I was at a conference a while ago and got separated from the person I was with. I looked around for them and couldn’t find them. It transpired that when we got separated they couldn’t bear to go into wherever we were due next by themselves so they skipped out altogether and returned to their hotel. I can sympathise because find these feelings reach their zenith (or, nadir, depending on how you look at it) when I am in a room surrounded by other people and yet have nobody with whom I can speak. I immediately feel – almost certainly wrongly – that everyone is looking at the loser on their own with no one to speak to. The old aphorism that people can feel the loneliest in a crowd was coined for people like me.

I think this is a problem we have yet to truly grasp in the church. Even if our churches are not run by extroverts in a way that suits extroverts, there is often an implicit message that extroversion is next to godliness. It is those who push themselves forward for whom we can find works of service and, similarly, can raise up to positions of leadership. Even as a shy introvert, I know I find these people easier too. They will approach you, making themselves available to serve and telling you all about their background and previous ministries. What leader wouldn’t want that? It makes my life easier (and, let’s be honest, how much of our ministry – though we wouldn’t care to admit it – is driven by this beguiling idol).

All the while, we send the implicit message that the introverted shy folk don’t serve any great purpose or, at least, that their introversion is a problem to be solved. We can allow them to languish in the pews because they find it too jolly awkward to push themselves forward and our leadership teams don’t fare much better in engaging in that initial conversation either. Introverts are much harder to engage than the extroverted guys and so we focus our time and energy on the low-hanging fruit.

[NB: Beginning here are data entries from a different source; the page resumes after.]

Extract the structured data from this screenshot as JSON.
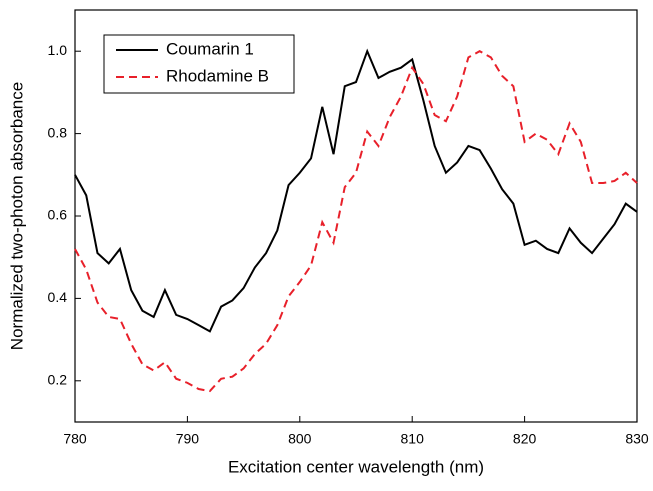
{
  "chart_data": {
    "type": "line",
    "xlabel": "Excitation center wavelength (nm)",
    "ylabel": "Normalized two-photon absorbance",
    "x": [
      780,
      781,
      782,
      783,
      784,
      785,
      786,
      787,
      788,
      789,
      790,
      791,
      792,
      793,
      794,
      795,
      796,
      797,
      798,
      799,
      800,
      801,
      802,
      803,
      804,
      805,
      806,
      807,
      808,
      809,
      810,
      811,
      812,
      813,
      814,
      815,
      816,
      817,
      818,
      819,
      820,
      821,
      822,
      823,
      824,
      825,
      826,
      827,
      828,
      829,
      830
    ],
    "series": [
      {
        "name": "Coumarin 1",
        "color": "#000000",
        "dash": false,
        "values": [
          0.7,
          0.65,
          0.51,
          0.485,
          0.52,
          0.42,
          0.37,
          0.355,
          0.42,
          0.36,
          0.35,
          0.335,
          0.32,
          0.38,
          0.395,
          0.425,
          0.475,
          0.51,
          0.565,
          0.675,
          0.705,
          0.74,
          0.865,
          0.75,
          0.915,
          0.925,
          1.0,
          0.935,
          0.95,
          0.96,
          0.98,
          0.88,
          0.77,
          0.705,
          0.73,
          0.77,
          0.76,
          0.715,
          0.665,
          0.63,
          0.53,
          0.54,
          0.52,
          0.51,
          0.57,
          0.535,
          0.51,
          0.545,
          0.58,
          0.63,
          0.61
        ]
      },
      {
        "name": "Rhodamine B",
        "color": "#e8202a",
        "dash": true,
        "values": [
          0.52,
          0.47,
          0.39,
          0.355,
          0.35,
          0.29,
          0.24,
          0.225,
          0.245,
          0.205,
          0.195,
          0.18,
          0.175,
          0.205,
          0.21,
          0.23,
          0.265,
          0.29,
          0.335,
          0.405,
          0.44,
          0.48,
          0.585,
          0.535,
          0.67,
          0.705,
          0.805,
          0.77,
          0.84,
          0.89,
          0.96,
          0.92,
          0.845,
          0.83,
          0.89,
          0.985,
          1.0,
          0.985,
          0.94,
          0.915,
          0.78,
          0.8,
          0.785,
          0.75,
          0.825,
          0.78,
          0.68,
          0.68,
          0.685,
          0.705,
          0.68
        ]
      }
    ],
    "xlim": [
      780,
      830
    ],
    "ylim": [
      0.1,
      1.1
    ],
    "xticks": [
      780,
      790,
      800,
      810,
      820,
      830
    ],
    "yticks": [
      0.2,
      0.4,
      0.6,
      0.8,
      {
        "value": 1,
        "label": "1.0"
      }
    ],
    "legend": "upper left"
  }
}
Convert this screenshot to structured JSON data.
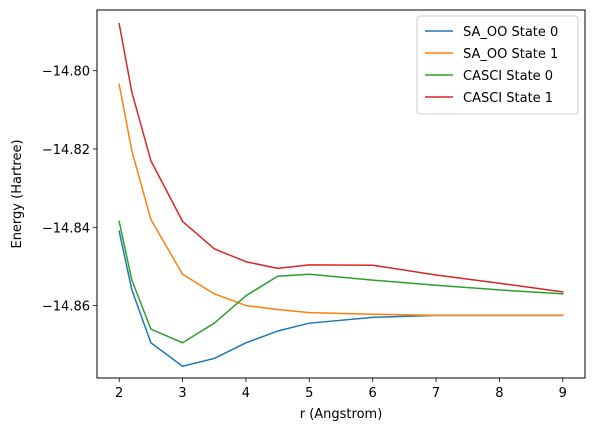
{
  "chart_data": {
    "type": "line",
    "xlabel": "r (Angstrom)",
    "ylabel": "Energy (Hartree)",
    "xlim": [
      1.65,
      9.35
    ],
    "ylim": [
      -14.8785,
      -14.8845
    ],
    "xticks": [
      2,
      3,
      4,
      5,
      6,
      7,
      8,
      9
    ],
    "yticks": [
      -14.86,
      -14.84,
      -14.82,
      -14.8
    ],
    "ytick_labels": [
      "−14.86",
      "−14.84",
      "−14.82",
      "−14.80"
    ],
    "legend_position": "top-right",
    "series": [
      {
        "name": "SA_OO State 0",
        "color": "#1f77b4",
        "points": [
          [
            2.0,
            -14.841
          ],
          [
            2.2,
            -14.856
          ],
          [
            2.5,
            -14.8695
          ],
          [
            3.0,
            -14.8755
          ],
          [
            3.5,
            -14.8735
          ],
          [
            4.0,
            -14.8695
          ],
          [
            4.5,
            -14.8665
          ],
          [
            5.0,
            -14.8645
          ],
          [
            6.0,
            -14.863
          ],
          [
            7.0,
            -14.8625
          ],
          [
            8.0,
            -14.8625
          ],
          [
            9.0,
            -14.8625
          ]
        ]
      },
      {
        "name": "SA_OO State 1",
        "color": "#ff7f0e",
        "points": [
          [
            2.0,
            -14.8035
          ],
          [
            2.2,
            -14.8205
          ],
          [
            2.5,
            -14.838
          ],
          [
            3.0,
            -14.852
          ],
          [
            3.5,
            -14.857
          ],
          [
            4.0,
            -14.86
          ],
          [
            4.5,
            -14.861
          ],
          [
            5.0,
            -14.8618
          ],
          [
            6.0,
            -14.8622
          ],
          [
            7.0,
            -14.8625
          ],
          [
            8.0,
            -14.8625
          ],
          [
            9.0,
            -14.8625
          ]
        ]
      },
      {
        "name": "CASCI State 0",
        "color": "#2ca02c",
        "points": [
          [
            2.0,
            -14.8385
          ],
          [
            2.2,
            -14.8535
          ],
          [
            2.5,
            -14.866
          ],
          [
            3.0,
            -14.8695
          ],
          [
            3.5,
            -14.8645
          ],
          [
            4.0,
            -14.8575
          ],
          [
            4.5,
            -14.8525
          ],
          [
            5.0,
            -14.852
          ],
          [
            6.0,
            -14.8535
          ],
          [
            7.0,
            -14.8548
          ],
          [
            8.0,
            -14.856
          ],
          [
            9.0,
            -14.857
          ]
        ]
      },
      {
        "name": "CASCI State 1",
        "color": "#d62728",
        "points": [
          [
            2.0,
            -14.788
          ],
          [
            2.2,
            -14.8055
          ],
          [
            2.5,
            -14.823
          ],
          [
            3.0,
            -14.8385
          ],
          [
            3.5,
            -14.8455
          ],
          [
            4.0,
            -14.8488
          ],
          [
            4.5,
            -14.8505
          ],
          [
            5.0,
            -14.8496
          ],
          [
            6.0,
            -14.8497
          ],
          [
            7.0,
            -14.8522
          ],
          [
            8.0,
            -14.8543
          ],
          [
            9.0,
            -14.8565
          ]
        ]
      }
    ]
  }
}
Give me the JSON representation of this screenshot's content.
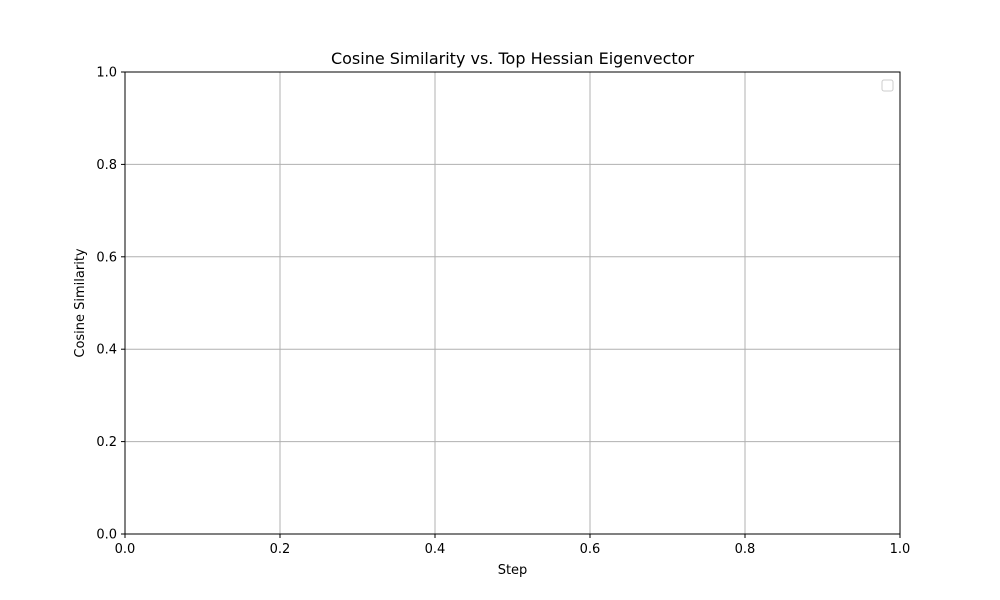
{
  "chart_data": {
    "type": "line",
    "title": "Cosine Similarity vs. Top Hessian Eigenvector",
    "xlabel": "Step",
    "ylabel": "Cosine Similarity",
    "xlim": [
      0.0,
      1.0
    ],
    "ylim": [
      0.0,
      1.0
    ],
    "xticks": [
      "0.0",
      "0.2",
      "0.4",
      "0.6",
      "0.8",
      "1.0"
    ],
    "yticks": [
      "0.0",
      "0.2",
      "0.4",
      "0.6",
      "0.8",
      "1.0"
    ],
    "grid": true,
    "legend": {
      "position": "upper right",
      "entries": []
    },
    "series": []
  },
  "colors": {
    "grid": "#b0b0b0",
    "axes": "#000000",
    "background": "#ffffff"
  }
}
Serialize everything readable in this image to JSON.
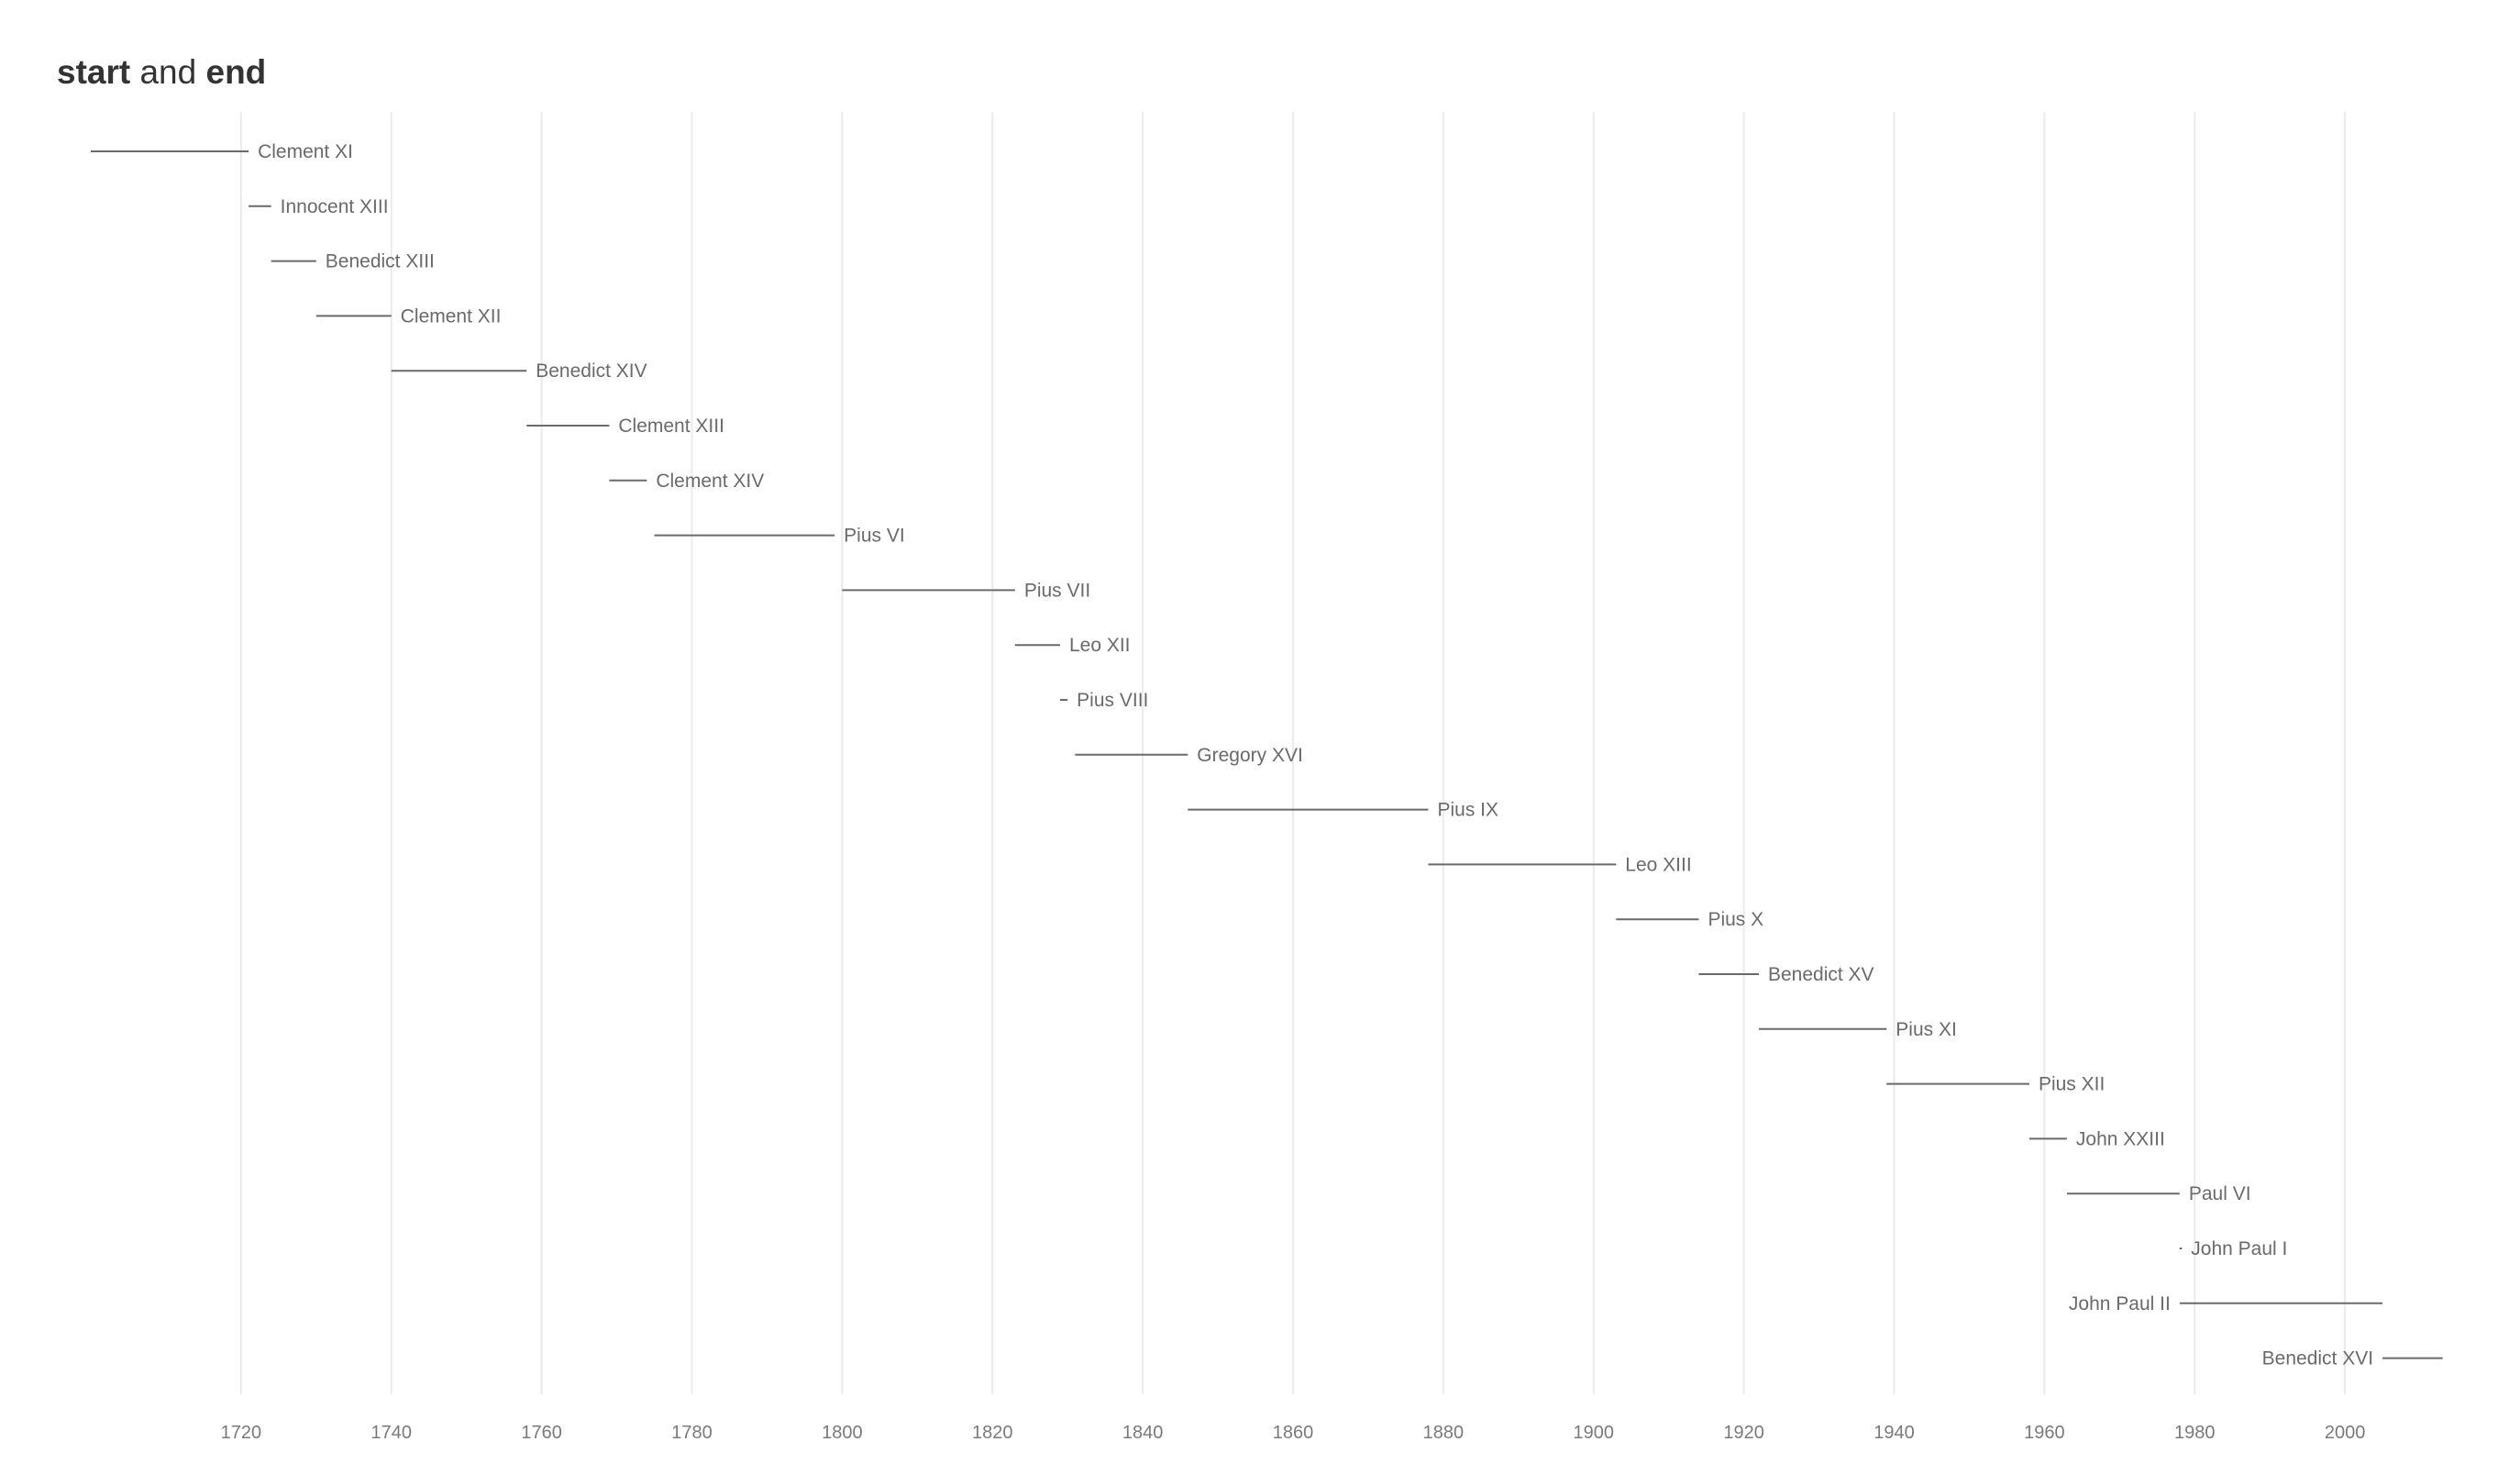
{
  "title": {
    "part1": "start",
    "part2": "and",
    "part3": "end"
  },
  "chart_data": {
    "type": "range",
    "title": "start and end",
    "xlabel": "",
    "ylabel": "",
    "xlim": [
      1700,
      2015
    ],
    "x_ticks": [
      1720,
      1740,
      1760,
      1780,
      1800,
      1820,
      1840,
      1860,
      1880,
      1900,
      1920,
      1940,
      1960,
      1980,
      2000
    ],
    "grid": true,
    "series": [
      {
        "label": "Clement XI",
        "start": 1700,
        "end": 1721
      },
      {
        "label": "Innocent XIII",
        "start": 1721,
        "end": 1724
      },
      {
        "label": "Benedict XIII",
        "start": 1724,
        "end": 1730
      },
      {
        "label": "Clement XII",
        "start": 1730,
        "end": 1740
      },
      {
        "label": "Benedict XIV",
        "start": 1740,
        "end": 1758
      },
      {
        "label": "Clement XIII",
        "start": 1758,
        "end": 1769
      },
      {
        "label": "Clement XIV",
        "start": 1769,
        "end": 1774
      },
      {
        "label": "Pius VI",
        "start": 1775,
        "end": 1799
      },
      {
        "label": "Pius VII",
        "start": 1800,
        "end": 1823
      },
      {
        "label": "Leo XII",
        "start": 1823,
        "end": 1829
      },
      {
        "label": "Pius VIII",
        "start": 1829,
        "end": 1830
      },
      {
        "label": "Gregory XVI",
        "start": 1831,
        "end": 1846
      },
      {
        "label": "Pius IX",
        "start": 1846,
        "end": 1878
      },
      {
        "label": "Leo XIII",
        "start": 1878,
        "end": 1903
      },
      {
        "label": "Pius X",
        "start": 1903,
        "end": 1914
      },
      {
        "label": "Benedict XV",
        "start": 1914,
        "end": 1922
      },
      {
        "label": "Pius XI",
        "start": 1922,
        "end": 1939
      },
      {
        "label": "Pius XII",
        "start": 1939,
        "end": 1958
      },
      {
        "label": "John XXIII",
        "start": 1958,
        "end": 1963
      },
      {
        "label": "Paul VI",
        "start": 1963,
        "end": 1978
      },
      {
        "label": "John Paul I",
        "start": 1978,
        "end": 1978.3
      },
      {
        "label": "John Paul II",
        "start": 1978,
        "end": 2005,
        "label_side": "left"
      },
      {
        "label": "Benedict XVI",
        "start": 2005,
        "end": 2013,
        "label_side": "left"
      }
    ]
  },
  "colors": {
    "line": "#6a6a6a",
    "label": "#6a6a6a",
    "grid": "#ebebeb",
    "tick": "#7a7a7a",
    "title": "#333333"
  }
}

There is certainly a case to be made for helping shy Christians get over their shyness. It is true that it can amount to little more than idolatry. It is essentially fearing what people think of us when we should be more concerned about what the Lord thinks of us to the point where we are crippled by it in social situations. The question is not whether we should help people overcome their shyness, but how do we help them? I sense this is what we have yet to grasp. Simply shouting at people to ‘get over it’ isn’t likely to help. Nor, do I suspect, will immersion therapy – shoving them into the most awkward possible situations and hoping they will learn to swim.

Perhaps the answer lies in a similar response to the Christian position on same-sex attraction. There must be an acknowledgement that few, if any, people choose to feel this way. Nonetheless, there must also be an acknowledgement that many of the symptoms of shyness lead us into unbiblical behaviours, such as refusing to welcome people because it makes us uncomfortable. Just as telling a same-sex attracted person to ‘feel less gay’ isn’t likely to help them, so insisting a shy person just stops feeling that way isn’t going to do much either. But acknowledging the struggle, and finding ways to support shy people without endorsing the behaviours that often come with shyness, might be a reasonable first step. Just as we would find ways to help a sufferer of depression through their depression, whilst not suggesting their desire to hide away and harm themselves is a good idea, so we can walk with the shy without encouraging them in the less helpful behaviours that attend their shyness.